Congratulations to Dr. Hannah Turner, joining UBC iSchool!

We are thrilled to share the news that Dr. Hannah Turner has been hired as an Assistant Professor at the University of British Columbia’s iSchool (Library, Archival, and Information Science). The UBC iSchool has been named best in the world for Library and Information Management graduate programs. Congratulations Hannah, we are so happy that you are returning to Vancouver! Dr. Turner was a SSHRC Postdoctoral Fellow in the Making Culture Lab 2017-2018, and was a Lecturer at Museum Studies at Leicester University in the UK 2018-2019.

____________

UBC iSchool is pleased to announce the appointment of Professor Dr. Hannah Turner beginning September 1, 2019.

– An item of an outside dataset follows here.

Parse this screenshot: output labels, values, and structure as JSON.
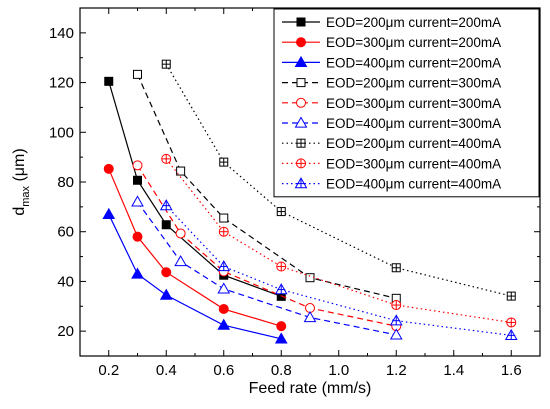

Dr. Hannah Turner is a critical information studies scholar who investigates the connection between documentation, culture, and technology. She broadly investigate how ethnographic material culture has been produced and circulated using different recording and documentation technologies through time. In particular, she is interested in how technologies can be used ethically for better practice between museums and originating communities. Her upcoming book, the Legacy of Data (UBC Press, 2020) is a history of ethnographic documentation practices and the classification and the cataloguing of material culture collections in the Smithsonian’s Department of Anthropology.

She is also interested in how new digital technologies are used to represent tangible and intangible cultural heritage. With several 3D digitization research and curatorial projects, she questions how objects and belongings are actively shaped by those who create and manipulate their digital representations. She has published on the politics of digital access, the decolonization of museum databases, learning with 3D printing, and the organization of knowledge in museums.

Prior to joining UBC, Hannah was a Lecturer in Museum Studies at the University of Leicester, and a SSHRC Postdoctoral Fellow in the Making Culture Lab at SFU. She completed her doctorate in the Faculty of Information at the University of Toronto in 2015.